Purpose: To synthesise current literature regarding applications of universal design (UD) to built environments that promote social participation, identify areas of agreement and areas requiring further attention and development. Occupations refer to personally meaningful activities, which people need, want or must do as part of their daily life.
Materials and methods: Recently published literature (January 2011-December 2017) relevant to UD and built environments, and pertaining to any discipline or professional area, were identified via a systematic search of databases in the EbscoHOST platform. The person-environment-occupation (PEO) model was chosen as a theoretical framework for the review, which included a sample of 33 peer reviewed journal articles.
Results: The current discourse is driven more by description, discussion, and commentary than empirical approaches; although, a combination of quantitative, qualitative, and mixed methods approaches was employed. Much of the current discourse on UD and the built environment focuses on the person and the environment, with the occupations carried out in built environments and the interaction between these domains not referred to in much detail.

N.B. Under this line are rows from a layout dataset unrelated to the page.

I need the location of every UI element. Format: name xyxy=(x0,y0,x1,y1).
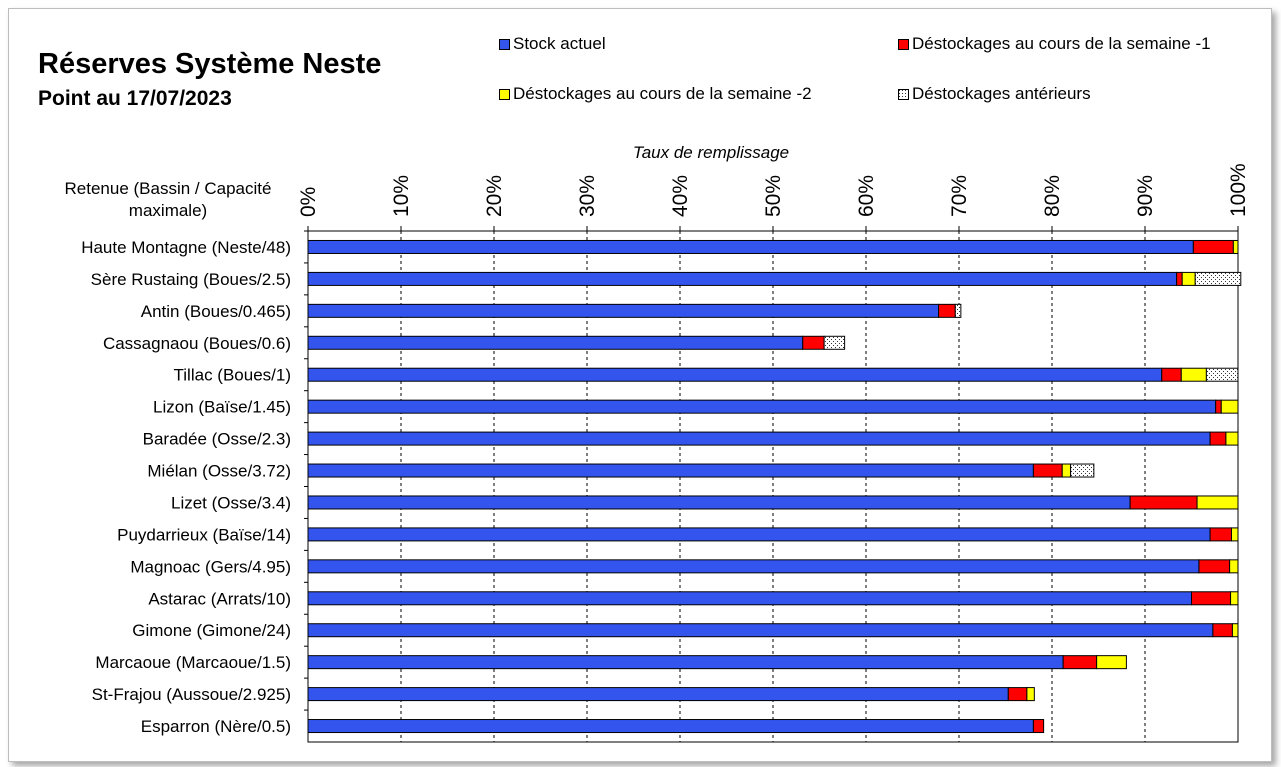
bar-segment xyxy=(1070,463,1095,478)
bar-segment xyxy=(307,271,1178,286)
legend-item-stock-actuel: Stock actuel xyxy=(499,34,606,54)
category-label: Astarac (Arrats/10) xyxy=(148,589,291,608)
bar-segment xyxy=(1229,559,1239,574)
category-label: Antin (Boues/0.465) xyxy=(141,302,291,321)
bar-segment xyxy=(307,463,1034,478)
bar-segment xyxy=(1061,463,1072,478)
legend-swatch-anterieurs xyxy=(898,88,909,100)
category-label: St-Frajou (Aussoue/2.925) xyxy=(92,685,291,704)
category-label: Cassagnaou (Boues/0.6) xyxy=(103,334,291,353)
bar-segment xyxy=(1062,655,1098,670)
legend-label-semaine-1: Déstockages au cours de la semaine -1 xyxy=(912,34,1211,53)
bar-segment xyxy=(307,399,1217,414)
bar-segment xyxy=(1180,367,1207,382)
bar-segment xyxy=(307,591,1192,606)
bar-segment xyxy=(1194,271,1242,286)
legend-label-anterieurs: Déstockages antérieurs xyxy=(912,84,1091,103)
x-tick-label: 20% xyxy=(483,175,506,217)
bar-segment xyxy=(1205,367,1239,382)
legend-label-semaine-2: Déstockages au cours de la semaine -2 xyxy=(513,84,812,103)
bar-segment xyxy=(1129,495,1198,510)
bar-segment xyxy=(1161,367,1182,382)
bar-segment xyxy=(1026,687,1035,702)
bar-segment xyxy=(307,335,804,350)
bar-segment xyxy=(1209,527,1232,542)
bar-segment xyxy=(1181,271,1196,286)
bar-segment xyxy=(1225,431,1239,446)
bar-segment xyxy=(307,559,1200,574)
bar-segment xyxy=(954,303,962,318)
bar-segment xyxy=(307,527,1211,542)
x-tick-label: 100% xyxy=(1227,163,1250,217)
category-label: Baradée (Osse/2.3) xyxy=(143,430,291,449)
category-label: Gimone (Gimone/24) xyxy=(132,621,291,640)
bar-segment xyxy=(1192,239,1234,254)
bar-segment xyxy=(307,367,1163,382)
x-tick-label: 70% xyxy=(948,175,971,217)
bar-segment xyxy=(1196,495,1239,510)
category-label: Lizet (Osse/3.4) xyxy=(171,493,291,512)
category-label: Lizon (Baïse/1.45) xyxy=(153,398,291,417)
x-tick-label: 50% xyxy=(762,175,785,217)
bar-segment xyxy=(1176,271,1183,286)
bar-segment xyxy=(802,335,825,350)
bar-segment xyxy=(1220,399,1239,414)
chart-title: Réserves Système Neste xyxy=(38,48,382,80)
bar-segment xyxy=(1032,463,1063,478)
category-label: Tillac (Boues/1) xyxy=(174,366,291,385)
bar-segment xyxy=(938,303,956,318)
bar-segment xyxy=(307,623,1214,638)
category-label: Marcaoue (Marcaoue/1.5) xyxy=(95,653,291,672)
x-tick-label: 60% xyxy=(855,175,878,217)
x-tick-label: 80% xyxy=(1041,175,1064,217)
bar-segment xyxy=(823,335,846,350)
x-tick-label: 90% xyxy=(1134,175,1157,217)
category-label: Puydarrieux (Baïse/14) xyxy=(117,525,291,544)
bar-segment xyxy=(1212,623,1233,638)
category-label: Sère Rustaing (Boues/2.5) xyxy=(91,270,291,289)
legend-item-semaine-1: Déstockages au cours de la semaine -1 xyxy=(898,34,1211,54)
category-label: Miélan (Osse/3.72) xyxy=(147,462,291,481)
bar-segment xyxy=(1198,559,1231,574)
bar-segment xyxy=(1231,623,1239,638)
bar-segment xyxy=(1007,687,1028,702)
x-tick-label: 30% xyxy=(576,175,599,217)
legend-label-stock-actuel: Stock actuel xyxy=(513,34,606,53)
legend-swatch-semaine-1 xyxy=(898,38,909,50)
legend-item-anterieurs: Déstockages antérieurs xyxy=(898,84,1091,104)
bar-segment xyxy=(1215,399,1222,414)
x-tick-label: 10% xyxy=(390,175,413,217)
x-tick-label: 40% xyxy=(669,175,692,217)
bar-segment xyxy=(307,687,1009,702)
bar-segment xyxy=(307,431,1211,446)
category-label: Magnoac (Gers/4.95) xyxy=(130,557,291,576)
chart-subtitle: Point au 17/07/2023 xyxy=(38,87,232,110)
bar-segment xyxy=(307,495,1131,510)
category-label: Haute Montagne (Neste/48) xyxy=(81,238,291,257)
y-axis-title: Retenue (Bassin / Capacité maximale) xyxy=(65,179,272,220)
bar-segment xyxy=(307,719,1034,734)
bar-segment xyxy=(1230,527,1239,542)
bar-segment xyxy=(307,303,940,318)
legend-swatch-stock-actuel xyxy=(499,38,510,50)
bar-segment xyxy=(1209,431,1227,446)
legend-swatch-semaine-2 xyxy=(499,88,510,100)
bar-segment xyxy=(1191,591,1232,606)
category-label: Esparron (Nère/0.5) xyxy=(141,717,291,736)
bar-segment xyxy=(1230,591,1239,606)
x-tick-label: 0% xyxy=(297,187,320,217)
legend-item-semaine-2: Déstockages au cours de la semaine -2 xyxy=(499,84,812,104)
bar-segment xyxy=(307,239,1194,254)
bar-segment xyxy=(307,655,1064,670)
x-axis-title: Taux de remplissage xyxy=(633,143,789,162)
bar-segment xyxy=(1096,655,1127,670)
bar-segment xyxy=(1232,239,1239,254)
bar-segment xyxy=(1032,719,1045,734)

Conclusions: Including occupations, social participation, multi- and trans-disciplinary collaboration, and multicultural perspectives in the ongoing discourse around UD would enable the concept to reach its full potential as a medium for social justice. Implications for Rehabilitation The universal design (UD) process must account for the occupations that people perform in the built environment. Multi-disciplinary research and development, using multiple methods, is the most appropriate approach to investigate the application of UD to the built environment. Key areas of contention within the current discourse include meaningful inclusion of non-professional stakeholders, tensions between embracing and eliminating diversity and how professional education should be delivered.
Keywords: ITEA process; Inclusive design; PEO model; design for all; social participation.